By OGJ editors
HOUSTON, Jan. 30 -- CNOOC Ltd., which produces oil and natural gas off China, said its target net production volume for 2004 is 118-123 million boe compared with an estimated 108 million boe in 2003.
In addition, CNOOC's Indonesian unit is expectd to contribute 22 million boe.
CNOOC said it is "committed to long-term production growth albeit problems" at two fields off China, QHD 32-6 in Bohai Bay and PY5-1/4-2 in the eastern South China Sea. It did not elaborate on the problems.
The exploration budget in 2004 is expected to reach $270-290 million, double the 2003 estimated expenditure. The exploration program is aimed at a reserve replacement rate of 180% in 2004, a company news release said.
The development budget is $1.6-1.7 billion. Thirteen development projects are expected to come on stream by Dec. 31, 2005. Six of those projects are slated for completion in 2004.
CNOOC said it will continue to maintain cost competitiveness. Even though offshore production costs are experiencing upward pressure, cost-cutting measures are in place, the news release said, adding that lifting costs are expected to decrease in 2005.
Gas is a core business
Natural gas production and sales will continue to be one of CNOOC's core business priorities. CNOOC's role in China's expanding LNG infrastructure could further strengthen its stake in coastal China's gas market, the company said.

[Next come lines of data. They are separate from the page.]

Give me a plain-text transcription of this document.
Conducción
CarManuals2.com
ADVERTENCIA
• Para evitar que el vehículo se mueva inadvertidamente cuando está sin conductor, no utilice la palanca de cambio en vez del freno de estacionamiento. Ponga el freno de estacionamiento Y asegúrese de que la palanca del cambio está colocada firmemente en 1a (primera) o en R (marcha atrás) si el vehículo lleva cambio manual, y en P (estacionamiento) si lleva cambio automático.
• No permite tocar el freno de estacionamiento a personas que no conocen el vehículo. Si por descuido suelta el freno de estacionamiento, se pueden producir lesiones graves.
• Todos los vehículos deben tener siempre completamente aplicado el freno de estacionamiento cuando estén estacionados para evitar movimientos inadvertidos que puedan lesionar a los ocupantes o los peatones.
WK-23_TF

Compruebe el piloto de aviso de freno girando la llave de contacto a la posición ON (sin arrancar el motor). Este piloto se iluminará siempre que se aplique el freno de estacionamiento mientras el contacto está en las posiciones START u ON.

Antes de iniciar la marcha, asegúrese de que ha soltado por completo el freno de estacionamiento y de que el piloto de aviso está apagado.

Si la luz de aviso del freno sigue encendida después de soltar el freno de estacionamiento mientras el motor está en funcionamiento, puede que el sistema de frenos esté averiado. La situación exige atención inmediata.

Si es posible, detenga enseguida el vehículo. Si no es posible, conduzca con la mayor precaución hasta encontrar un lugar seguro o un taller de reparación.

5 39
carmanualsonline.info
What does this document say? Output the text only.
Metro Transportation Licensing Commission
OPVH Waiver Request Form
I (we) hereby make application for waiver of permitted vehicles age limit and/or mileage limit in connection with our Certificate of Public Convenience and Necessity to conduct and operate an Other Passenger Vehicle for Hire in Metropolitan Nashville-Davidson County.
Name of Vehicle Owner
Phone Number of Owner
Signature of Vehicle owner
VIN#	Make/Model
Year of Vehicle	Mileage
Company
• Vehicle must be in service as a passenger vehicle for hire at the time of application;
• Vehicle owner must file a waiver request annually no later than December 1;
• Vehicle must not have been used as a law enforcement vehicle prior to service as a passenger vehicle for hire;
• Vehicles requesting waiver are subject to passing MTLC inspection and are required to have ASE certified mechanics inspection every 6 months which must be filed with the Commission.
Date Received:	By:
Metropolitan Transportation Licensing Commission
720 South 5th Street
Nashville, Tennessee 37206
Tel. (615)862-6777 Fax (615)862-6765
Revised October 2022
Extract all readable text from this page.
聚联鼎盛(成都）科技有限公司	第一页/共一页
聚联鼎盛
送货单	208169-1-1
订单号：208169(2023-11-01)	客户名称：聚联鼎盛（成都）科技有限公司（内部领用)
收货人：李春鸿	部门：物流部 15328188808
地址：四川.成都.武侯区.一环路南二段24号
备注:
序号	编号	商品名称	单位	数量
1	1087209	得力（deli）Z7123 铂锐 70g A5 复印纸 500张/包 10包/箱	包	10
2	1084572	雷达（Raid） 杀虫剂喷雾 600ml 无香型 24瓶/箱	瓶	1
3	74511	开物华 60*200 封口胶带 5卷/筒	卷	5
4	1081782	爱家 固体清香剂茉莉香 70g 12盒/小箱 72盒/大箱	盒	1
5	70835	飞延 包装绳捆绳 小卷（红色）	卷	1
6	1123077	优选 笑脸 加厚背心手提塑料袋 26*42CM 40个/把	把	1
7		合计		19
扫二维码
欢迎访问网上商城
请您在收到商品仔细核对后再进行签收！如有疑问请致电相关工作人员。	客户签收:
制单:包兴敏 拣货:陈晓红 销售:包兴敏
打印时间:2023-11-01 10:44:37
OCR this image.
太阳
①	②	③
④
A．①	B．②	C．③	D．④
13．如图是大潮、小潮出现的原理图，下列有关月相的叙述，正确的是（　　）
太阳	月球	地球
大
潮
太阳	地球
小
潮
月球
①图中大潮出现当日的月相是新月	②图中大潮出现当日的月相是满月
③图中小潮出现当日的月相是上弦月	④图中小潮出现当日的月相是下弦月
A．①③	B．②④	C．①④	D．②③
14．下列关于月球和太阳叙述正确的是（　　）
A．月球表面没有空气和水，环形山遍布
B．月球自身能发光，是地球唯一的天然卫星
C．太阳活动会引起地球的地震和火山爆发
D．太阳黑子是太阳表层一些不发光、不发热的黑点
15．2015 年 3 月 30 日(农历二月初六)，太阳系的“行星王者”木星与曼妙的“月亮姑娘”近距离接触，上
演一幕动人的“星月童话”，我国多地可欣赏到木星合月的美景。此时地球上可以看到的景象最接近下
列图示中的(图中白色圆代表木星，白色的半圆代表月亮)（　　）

CNOOC Ltd. agreed to become a partner with Australia's Gorgon gas fields joint venture participants. Its parent, CNOOC, was to purchase an undisclosed but "significant" volume of LNG directly from Gorgon for use in China (OGJ Online, Oct. 31, 2003). Before the equity purchase agreement, Chevron Australia Pty. Ltd. held a four-sevenths interest in the Gorgon development, Shell Development (Australia) Pty. Ltd. two sevenths, and ExxonMobil Corp. unit Mobil Australia Resources Co. Pty. Ltd. one seventh. CNOOC Ltd.'s equity interest was not disclosed.